Maurizio Fondriest, campione di stile


Tuttobici 
Numero: 5 Anno: 2005

di Gino Sala

Volendo parlare di Maurizio Fondriest dirò subito che sono stato un suo fervente ammiratore. Mi piaceva vederlo in azione per il suo stile, la sua pedalata composta, la sua leggerezza, il suo modo di andare a caccia di vittorie. 

Nato a Cles il 15 gennaio del 1965, già in evidenza nella categoria dilettantistica, professionista per una dozzina di stagioni, un'ottantina di successi, altezza 1,80, peso 72 chili, un trentino di ottimo aspetto, per intenderci. Adesso costruisce bici da corsa apprezzate ovunque, ha due figli, mentre scrivo è in attesa di un maschio. Una bella famiglia, un uomo felice per il suo passato e il suo presente pur avendo qualcosa da rimpiangere.

«Rimpiango di non aver potuto dimostrare interamente il mio valore. Il mal di schiena ha condizionato la mia carriera», rimarca Maurizio. La salute è la cosa più bella della vita, per rendere al meglio un atleta deve possedere un fisico che gli conceda la massima forma e tuttavia Fondriest ha fornito saggi indimenticabili. Per esempio la Milano-Sanremo del '93 vinta per distacco con un allungo sul Poggio. Era stato secondo dietro a Fignon nell'88, e ancora fu secondo nella scia di Jalabert nel '95. 

Una pagella la sua già illuminata nel secondo anno di attività, quando le primavere di Maurizio erano 22. Illuminato dal titolo mondiale conquistato in quel di Renaix (Belgio) il 28 agosto del 1988. Ricordo bene quella domenica, quel finale rocambolesco per così dire. Fondriest era stato bravo nel finale entrando in una fuga di quindici elementi, bravo nell'andare sulla ruota di Criquelion al suono della campana, cioè all'annuncio dell'ultimo giro.

Il traguardo era in salita, una di quelle salite leggere che facevano al caso del pedalatore in una maglia azzurra. Sui due si portava il canadese Bauer mentre i tifosi di casa incitavano il loro idolo, cioè Claude Criquelion. Costui procedeva sulla destra dalla parte delle transenne e nella foga della conclusione finiva a terra dopo aver toccato un pedale di Bauer, poi ingiustamente declassato. Sulla sinistra, tutto solo, Fondriest alzava le braccia al cielo e oggi commenta: «Non è vero che sono stato fortunato. Quella pendenza che portava all'arrivo era alla mia portata...».

Quel biondino pieno di gioia che indossava la maglia iridata avrà poi altri momenti di gloria. Due volte vincerà la Coppa del Mondo, sue saranno la Freccia Vallone, il Campionato di Zurigo e la Tirreno-Adriatico, due le conquiste nel Giro del Lazio e tra le sue perle figurano anche il Giro di Toscana, il Giro dell'Emilia, il Giro di Catalogna, il Midi Libre eccetera.

Fondriest ha lasciato le sue impronte nella leggenda del ciclismo e voglio anche ricordarlo per la chiacchierata sul presente. Perché la Sanremo termina da anni con una grossa volata? Perché molti giovani deludono? È giusto o sbagliato impegnare Cunego nel Tour dopo aver disputato il Giro?

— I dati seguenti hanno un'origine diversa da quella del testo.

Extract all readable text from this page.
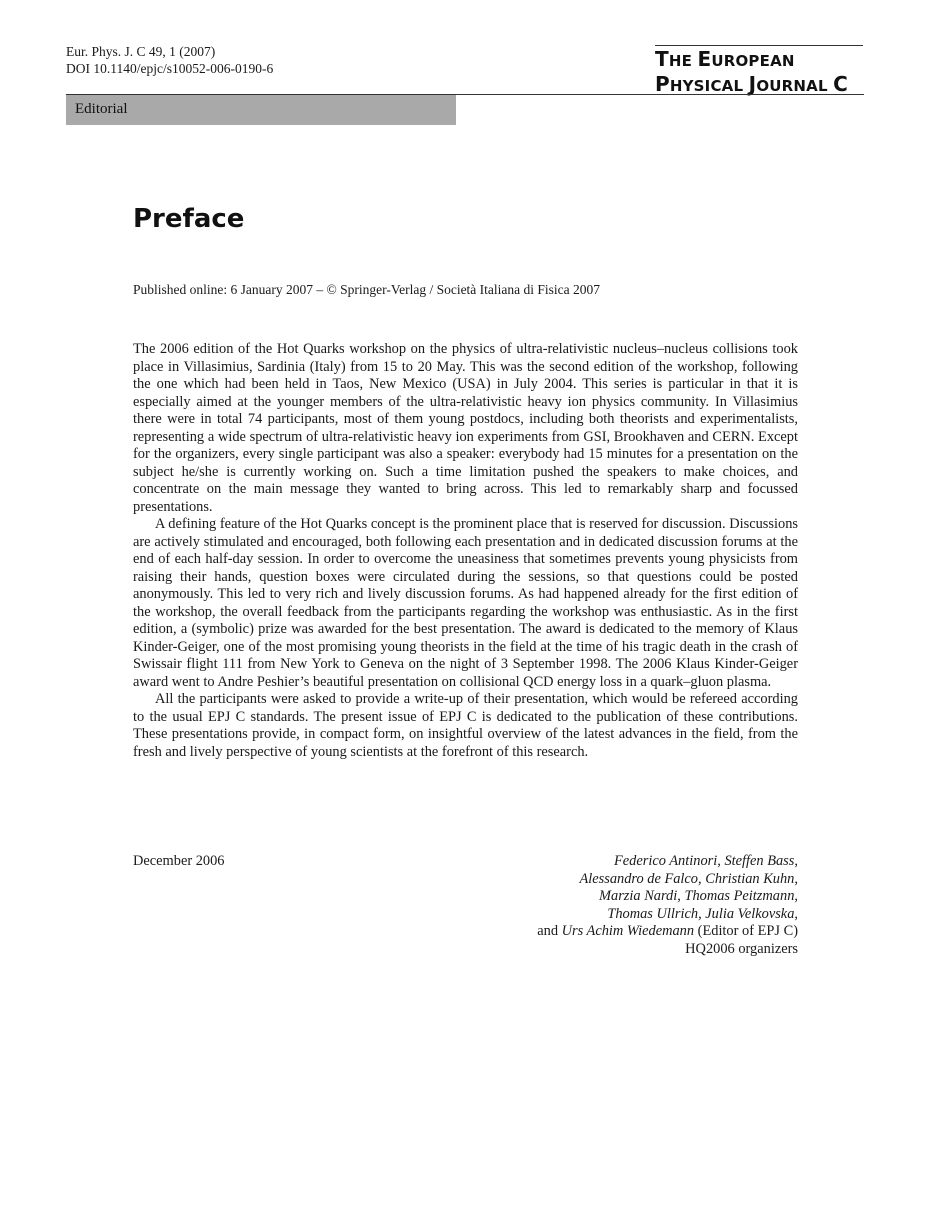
Eur. Phys. J. C 49, 1 (2007)
DOI 10.1140/epjc/s10052-006-0190-6	THE EUROPEAN
PHYSICAL JOURNAL C
Editorial
Preface
Published online: 6 January 2007 – © Springer-Verlag / Società Italiana di Fisica 2007

The 2006 edition of the Hot Quarks workshop on the physics of ultra-relativistic nucleus–nucleus collisions took place in Villasimius, Sardinia (Italy) from 15 to 20 May. This was the second edition of the workshop, following the one which had been held in Taos, New Mexico (USA) in July 2004. This series is particular in that it is especially aimed at the younger members of the ultra-relativistic heavy ion physics community. In Villasimius there were in total 74 participants, most of them young postdocs, including both theorists and experimentalists, representing a wide spectrum of ultra-relativistic heavy ion experiments from GSI, Brookhaven and CERN. Except for the organizers, every single participant was also a speaker: everybody had 15 minutes for a presentation on the subject he/she is currently working on. Such a time limitation pushed the speakers to make choices, and concentrate on the main message they wanted to bring across. This led to remarkably sharp and focussed presentations.

A defining feature of the Hot Quarks concept is the prominent place that is reserved for discussion. Discussions are actively stimulated and encouraged, both following each presentation and in dedicated discussion forums at the end of each half-day session. In order to overcome the uneasiness that sometimes prevents young physicists from raising their hands, question boxes were circulated during the sessions, so that questions could be posted anonymously. This led to very rich and lively discussion forums. As had happened already for the first edition of the workshop, the overall feedback from the participants regarding the workshop was enthusiastic. As in the first edition, a (symbolic) prize was awarded for the best presentation. The award is dedicated to the memory of Klaus Kinder-Geiger, one of the most promising young theorists in the field at the time of his tragic death in the crash of Swissair flight 111 from New York to Geneva on the night of 3 September 1998. The 2006 Klaus Kinder-Geiger award went to Andre Peshier’s beautiful presentation on collisional QCD energy loss in a quark–gluon plasma.

All the participants were asked to provide a write-up of their presentation, which would be refereed according to the usual EPJ C standards. The present issue of EPJ C is dedicated to the publication of these contributions. These presentations provide, in compact form, on insightful overview of the latest advances in the field, from the fresh and lively perspective of young scientists at the forefront of this research.

December 2006	Federico Antinori, Steffen Bass,
Alessandro de Falco, Christian Kuhn,
Marzia Nardi, Thomas Peitzmann,
Thomas Ullrich, Julia Velkovska,
and Urs Achim Wiedemann (Editor of EPJ C)
HQ2006 organizers
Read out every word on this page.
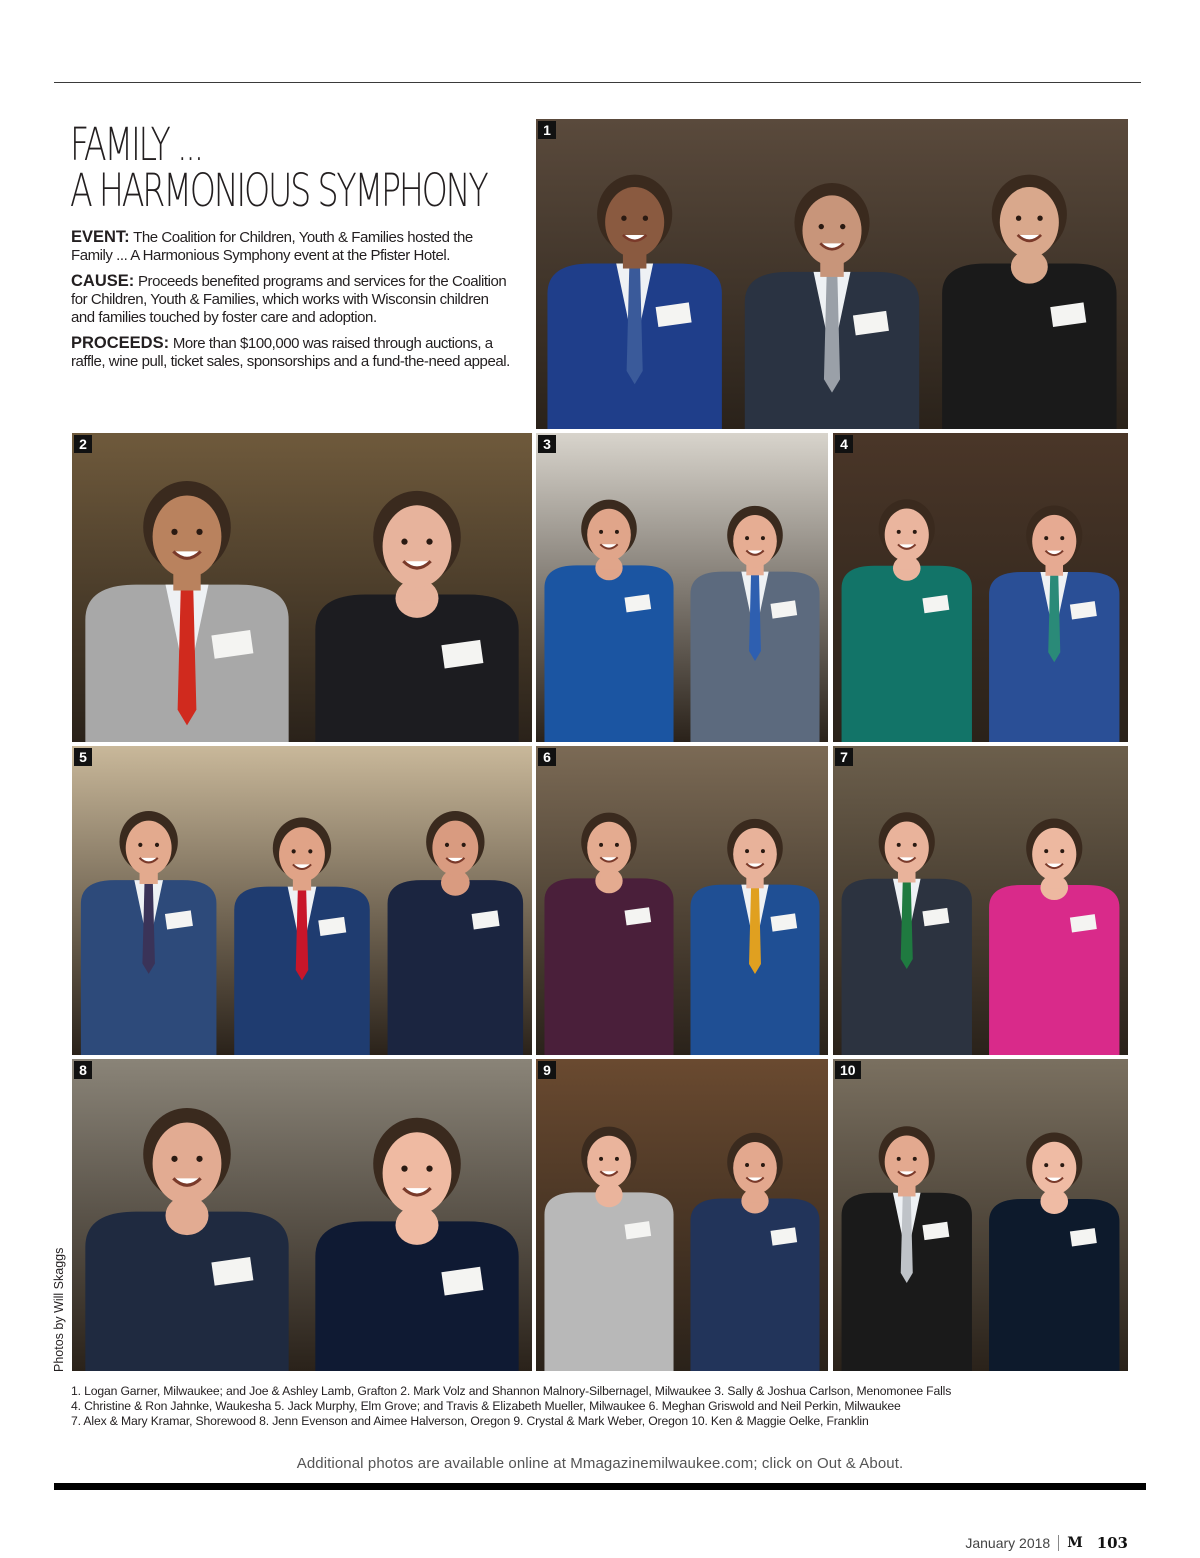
FAMILY ...
A HARMONIOUS SYMPHONY

EVENT: The Coalition for Children, Youth & Families hosted the Family ... A Harmonious Symphony event at the Pfister Hotel.

CAUSE: Proceeds benefited programs and services for the Coalition for Children, Youth & Families, which works with Wisconsin children and families touched by foster care and adoption.

PROCEEDS: More than $100,000 was raised through auctions, a raffle, wine pull, ticket sales, sponsorships and a fund-the-need appeal.

1
2	3	4
5	6	7
8	9	10
Photos by Will Skaggs
1. Logan Garner, Milwaukee; and Joe & Ashley Lamb, Grafton 2. Mark Volz and Shannon Malnory-Silbernagel, Milwaukee 3. Sally & Joshua Carlson, Menomonee Falls
4. Christine & Ron Jahnke, Waukesha 5. Jack Murphy, Elm Grove; and Travis & Elizabeth Mueller, Milwaukee 6. Meghan Griswold and Neil Perkin, Milwaukee
7. Alex & Mary Kramar, Shorewood 8. Jenn Evenson and Aimee Halverson, Oregon 9. Crystal & Mark Weber, Oregon 10. Ken & Maggie Oelke, Franklin
Additional photos are available online at Mmagazinemilwaukee.com; click on Out & About.
January 2018 M 103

Risposte. «La Sanremo è spietatamente controllata dalle squadre che posseggono i grandi velocisti. Difficile scappare con esiti positivi. Possono far selezione le giornate di vento e di pioggia. Non tutti i giovani che entrano nella massima categoria hanno le qualità per ben figurare. E poi guai se non si affronta il mestiere con la massima serietà. In quanto a Cunego, avrei aspettato un paio di stagioni prima di inviarlo al Tour...».